Mathias, tout comme son complice Alexei et de nombreux artistes du label, a des origines transalpines. Et cette longue fête de juillet à laquelle nous avons participé s’intitulait « Italomania », tout comme une série de compilations régulièrement éditée par le label. Mais attention, n’allez pas leur parler d’italo disco. « On préfère le terme italian disco, explique Alexei. L’italo disco est un genre très restrictif, souvent synthétique, avec des vocaux en anglais et, il faut le dire, beaucoup de déchets. On s’intéresse davantage à une interprétation moderne du funk, du disco et de la house par des artistes italiens, avec des vocaux en italien. »
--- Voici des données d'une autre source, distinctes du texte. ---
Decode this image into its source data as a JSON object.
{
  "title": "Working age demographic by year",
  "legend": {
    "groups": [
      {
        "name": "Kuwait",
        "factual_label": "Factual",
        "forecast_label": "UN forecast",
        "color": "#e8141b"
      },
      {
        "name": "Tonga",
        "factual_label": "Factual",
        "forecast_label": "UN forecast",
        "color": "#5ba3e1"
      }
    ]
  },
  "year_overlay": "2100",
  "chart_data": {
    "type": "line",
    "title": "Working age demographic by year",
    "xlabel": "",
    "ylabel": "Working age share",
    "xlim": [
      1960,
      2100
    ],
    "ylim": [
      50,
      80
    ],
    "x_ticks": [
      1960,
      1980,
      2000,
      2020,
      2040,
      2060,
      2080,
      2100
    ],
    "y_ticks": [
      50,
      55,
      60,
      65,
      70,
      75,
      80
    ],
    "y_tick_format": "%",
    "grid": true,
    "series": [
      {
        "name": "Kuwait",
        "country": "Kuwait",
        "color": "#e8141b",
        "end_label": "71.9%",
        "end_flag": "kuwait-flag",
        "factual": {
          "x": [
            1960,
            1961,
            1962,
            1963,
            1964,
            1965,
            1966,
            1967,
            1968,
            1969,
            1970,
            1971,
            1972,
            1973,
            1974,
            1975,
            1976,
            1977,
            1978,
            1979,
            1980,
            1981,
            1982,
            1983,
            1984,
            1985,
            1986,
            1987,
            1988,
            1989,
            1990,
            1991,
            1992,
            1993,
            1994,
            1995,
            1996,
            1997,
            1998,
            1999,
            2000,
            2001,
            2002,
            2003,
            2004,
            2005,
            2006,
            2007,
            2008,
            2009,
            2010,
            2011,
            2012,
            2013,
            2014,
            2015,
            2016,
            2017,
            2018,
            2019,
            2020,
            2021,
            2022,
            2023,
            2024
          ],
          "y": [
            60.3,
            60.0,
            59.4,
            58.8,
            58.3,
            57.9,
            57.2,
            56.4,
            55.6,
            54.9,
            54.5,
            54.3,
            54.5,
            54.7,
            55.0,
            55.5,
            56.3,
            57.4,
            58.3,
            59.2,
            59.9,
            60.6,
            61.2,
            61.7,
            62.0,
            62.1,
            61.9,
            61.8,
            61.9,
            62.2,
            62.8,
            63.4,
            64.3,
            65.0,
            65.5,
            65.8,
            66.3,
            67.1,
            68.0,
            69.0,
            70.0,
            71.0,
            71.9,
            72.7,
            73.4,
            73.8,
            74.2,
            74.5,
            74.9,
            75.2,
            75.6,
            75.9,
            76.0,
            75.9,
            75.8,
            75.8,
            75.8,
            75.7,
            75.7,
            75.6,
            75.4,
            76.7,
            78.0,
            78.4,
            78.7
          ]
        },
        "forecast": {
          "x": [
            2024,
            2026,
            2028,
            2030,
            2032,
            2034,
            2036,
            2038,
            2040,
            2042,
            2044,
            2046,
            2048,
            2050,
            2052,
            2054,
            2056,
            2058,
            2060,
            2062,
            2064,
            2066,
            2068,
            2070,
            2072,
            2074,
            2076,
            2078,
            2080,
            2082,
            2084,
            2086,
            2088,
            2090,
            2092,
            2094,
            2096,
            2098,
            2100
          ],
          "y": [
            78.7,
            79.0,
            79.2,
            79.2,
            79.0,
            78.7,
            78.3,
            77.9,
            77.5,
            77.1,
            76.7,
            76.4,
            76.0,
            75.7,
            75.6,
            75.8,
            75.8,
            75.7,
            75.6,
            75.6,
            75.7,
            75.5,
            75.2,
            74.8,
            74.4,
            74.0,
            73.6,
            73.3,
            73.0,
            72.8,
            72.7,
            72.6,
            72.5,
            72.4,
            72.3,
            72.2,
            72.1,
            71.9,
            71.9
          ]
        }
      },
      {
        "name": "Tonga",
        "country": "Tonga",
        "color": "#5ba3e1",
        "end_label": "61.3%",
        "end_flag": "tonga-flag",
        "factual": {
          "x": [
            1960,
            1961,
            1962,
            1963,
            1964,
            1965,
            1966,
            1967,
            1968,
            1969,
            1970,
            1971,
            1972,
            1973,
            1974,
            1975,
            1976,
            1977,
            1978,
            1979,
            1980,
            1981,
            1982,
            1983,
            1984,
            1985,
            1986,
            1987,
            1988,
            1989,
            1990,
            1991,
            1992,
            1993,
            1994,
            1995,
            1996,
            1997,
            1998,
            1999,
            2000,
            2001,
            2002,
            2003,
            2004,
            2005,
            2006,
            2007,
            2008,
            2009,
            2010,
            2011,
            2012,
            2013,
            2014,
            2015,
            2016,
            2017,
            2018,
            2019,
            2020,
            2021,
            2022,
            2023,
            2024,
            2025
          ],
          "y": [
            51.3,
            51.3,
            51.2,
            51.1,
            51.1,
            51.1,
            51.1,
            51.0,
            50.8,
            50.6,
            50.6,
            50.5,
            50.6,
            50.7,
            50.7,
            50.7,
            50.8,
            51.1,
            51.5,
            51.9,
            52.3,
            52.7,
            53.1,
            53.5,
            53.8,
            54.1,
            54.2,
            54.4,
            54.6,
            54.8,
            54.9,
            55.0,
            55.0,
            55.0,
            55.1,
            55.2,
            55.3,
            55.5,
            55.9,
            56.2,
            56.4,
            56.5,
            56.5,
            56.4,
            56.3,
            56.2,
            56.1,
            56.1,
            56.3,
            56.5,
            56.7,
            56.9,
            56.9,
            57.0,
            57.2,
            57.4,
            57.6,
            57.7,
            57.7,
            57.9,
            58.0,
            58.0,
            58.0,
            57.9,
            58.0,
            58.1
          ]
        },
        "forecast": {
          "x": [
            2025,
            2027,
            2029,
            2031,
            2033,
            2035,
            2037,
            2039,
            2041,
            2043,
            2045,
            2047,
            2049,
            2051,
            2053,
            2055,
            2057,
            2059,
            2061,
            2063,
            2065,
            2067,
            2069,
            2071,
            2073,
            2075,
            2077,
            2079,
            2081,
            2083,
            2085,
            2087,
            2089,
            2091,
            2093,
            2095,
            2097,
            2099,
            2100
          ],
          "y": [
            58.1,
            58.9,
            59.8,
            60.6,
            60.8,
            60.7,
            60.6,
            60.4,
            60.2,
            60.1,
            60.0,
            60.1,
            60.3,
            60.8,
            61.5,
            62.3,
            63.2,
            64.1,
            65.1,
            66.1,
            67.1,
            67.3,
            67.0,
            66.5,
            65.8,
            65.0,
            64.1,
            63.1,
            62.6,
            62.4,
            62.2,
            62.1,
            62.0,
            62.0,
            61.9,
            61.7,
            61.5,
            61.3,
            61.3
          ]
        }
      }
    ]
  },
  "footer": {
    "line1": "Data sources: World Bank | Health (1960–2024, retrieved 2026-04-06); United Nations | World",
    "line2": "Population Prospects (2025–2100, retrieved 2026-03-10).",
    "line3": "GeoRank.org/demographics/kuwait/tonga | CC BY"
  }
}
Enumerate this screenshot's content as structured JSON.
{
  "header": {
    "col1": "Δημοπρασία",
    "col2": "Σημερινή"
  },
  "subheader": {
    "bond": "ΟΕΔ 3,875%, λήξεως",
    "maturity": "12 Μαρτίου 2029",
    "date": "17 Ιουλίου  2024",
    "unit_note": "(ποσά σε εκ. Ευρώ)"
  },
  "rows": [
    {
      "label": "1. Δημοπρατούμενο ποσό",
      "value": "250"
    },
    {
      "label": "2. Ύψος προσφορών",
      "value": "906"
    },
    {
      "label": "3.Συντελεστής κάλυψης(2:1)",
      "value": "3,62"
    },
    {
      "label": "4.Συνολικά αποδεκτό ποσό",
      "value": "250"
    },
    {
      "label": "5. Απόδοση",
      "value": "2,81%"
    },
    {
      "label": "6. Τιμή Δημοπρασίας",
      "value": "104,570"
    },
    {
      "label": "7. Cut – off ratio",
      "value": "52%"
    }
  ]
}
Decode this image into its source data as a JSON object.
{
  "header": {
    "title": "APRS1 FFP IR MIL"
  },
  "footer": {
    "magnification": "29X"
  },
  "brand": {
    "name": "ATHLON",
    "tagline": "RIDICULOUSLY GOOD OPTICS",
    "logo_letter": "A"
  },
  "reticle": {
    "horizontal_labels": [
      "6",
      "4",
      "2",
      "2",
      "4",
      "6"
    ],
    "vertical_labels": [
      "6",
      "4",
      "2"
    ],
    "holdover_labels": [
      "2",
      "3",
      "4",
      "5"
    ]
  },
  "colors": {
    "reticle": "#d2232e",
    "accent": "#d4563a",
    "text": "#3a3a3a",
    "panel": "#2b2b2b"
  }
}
Italomania à l'OXI (Berlin) © DR
Italomania à l’OXI (Berlin) © DR

Des propos confirmés par Mathias : « Tous les quinze ans, on voit apparaître un revival de l’italo disco. C’est le cas actuellement, c’est un son qui cartonne à Berlin. Je me suis donc demandé comment apporter quelque chose de frais. Je ne voulais pas ressortir des trucs des années 1980, ça ne m’intéresse pas et d’autres le font mieux que moi. C’est ainsi que j’ai eu cette idée de demander à des artistes italiens de faire de la disco-house, mais sans que cela soit passéiste. L’Italie a une longue histoire avec la dance music. C’est ici, simultanément avec les États‑Unis, qu’on a inventé le disco. Et si l’on remonte beaucoup plus loin, les Étrusques organisaient déjà des fêtes il y a 3 000 ans. Alors qu’à Berlin cela n’a vraiment commencé qu’après la chute du Mur. »

À côté de ses activités musicales, Toy Tonics investit aussi les champs de l’édition avec des revues graphiques, du pop-art avec des expositions et de la mode avec la confection de vêtements. Sans jamais mettre de côté un grand sens de l’humour. Un peu sur le modèle de la Factory d’Andy Warhol qui marqua les décennies 1960 et 1970. Après la fameuse alliance Detroit-Berlin qui a façonné la ville pendant plus de trente ans, l’avenir serait-il à une Sainte Trinité Berlin‑New York-Rome ? Chez Toy Tonics, on y croit dur comme fer.